The Nottingham has introduced a series of buy-to-let and limited company buy-to-let criteria changes.
The building society says it has responded to broker feedback by making changes including lower Interest Cover Ratio (ICR) figures for buy-to-let and reduced calculation rates for standard buy-to-let and limited company applications, together with the removal of a required minimum income.
The criteria changes are as follows:
- Limited company ICR five-year calculation rate 3.35% (from 5.50%)
- No minimum income required (was £25k p/a single applicant, £40k joint)

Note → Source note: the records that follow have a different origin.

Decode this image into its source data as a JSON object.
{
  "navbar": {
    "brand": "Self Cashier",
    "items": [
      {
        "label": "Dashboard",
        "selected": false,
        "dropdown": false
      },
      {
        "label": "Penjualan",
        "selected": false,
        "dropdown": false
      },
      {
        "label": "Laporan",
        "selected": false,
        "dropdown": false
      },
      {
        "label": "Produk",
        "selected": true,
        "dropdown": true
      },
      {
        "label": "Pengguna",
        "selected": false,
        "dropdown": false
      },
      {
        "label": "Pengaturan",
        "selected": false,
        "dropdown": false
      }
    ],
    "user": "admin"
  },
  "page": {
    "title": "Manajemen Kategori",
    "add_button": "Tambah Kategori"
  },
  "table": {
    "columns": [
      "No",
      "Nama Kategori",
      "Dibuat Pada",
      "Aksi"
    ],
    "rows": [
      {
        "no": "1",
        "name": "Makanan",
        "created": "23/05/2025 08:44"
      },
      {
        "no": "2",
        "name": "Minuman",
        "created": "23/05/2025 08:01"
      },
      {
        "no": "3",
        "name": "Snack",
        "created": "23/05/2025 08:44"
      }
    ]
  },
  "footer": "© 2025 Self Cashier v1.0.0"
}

- No requirement to see last month’s personal and business bank statements as standard
- Standard buy-to-let Interest Cover Ratio (ICR) now 145% (from 165%)
- Standard buy-to-let ICR five-year calculation rate now at 3.45% (was 3.95%)
- Maximum LTV for lending on flats raised to 75% (was 65%)
- Removal of all Covid-related criteria
Christie Cook (pictured), the Nottingham’s head of mortgage product, said: “We’re delighted to bring such positive criteria changes to life, and believe they will make placing buy-to-let and limited company buy-to-let cases with us more accessible and cohesive for brokers than ever before.
“In turn, it’s a major positive for their customers and is the latest step in us highlighting our ongoing commitment to providing competitive and fit-for-purpose products, services and processes in the buy-to-let space.”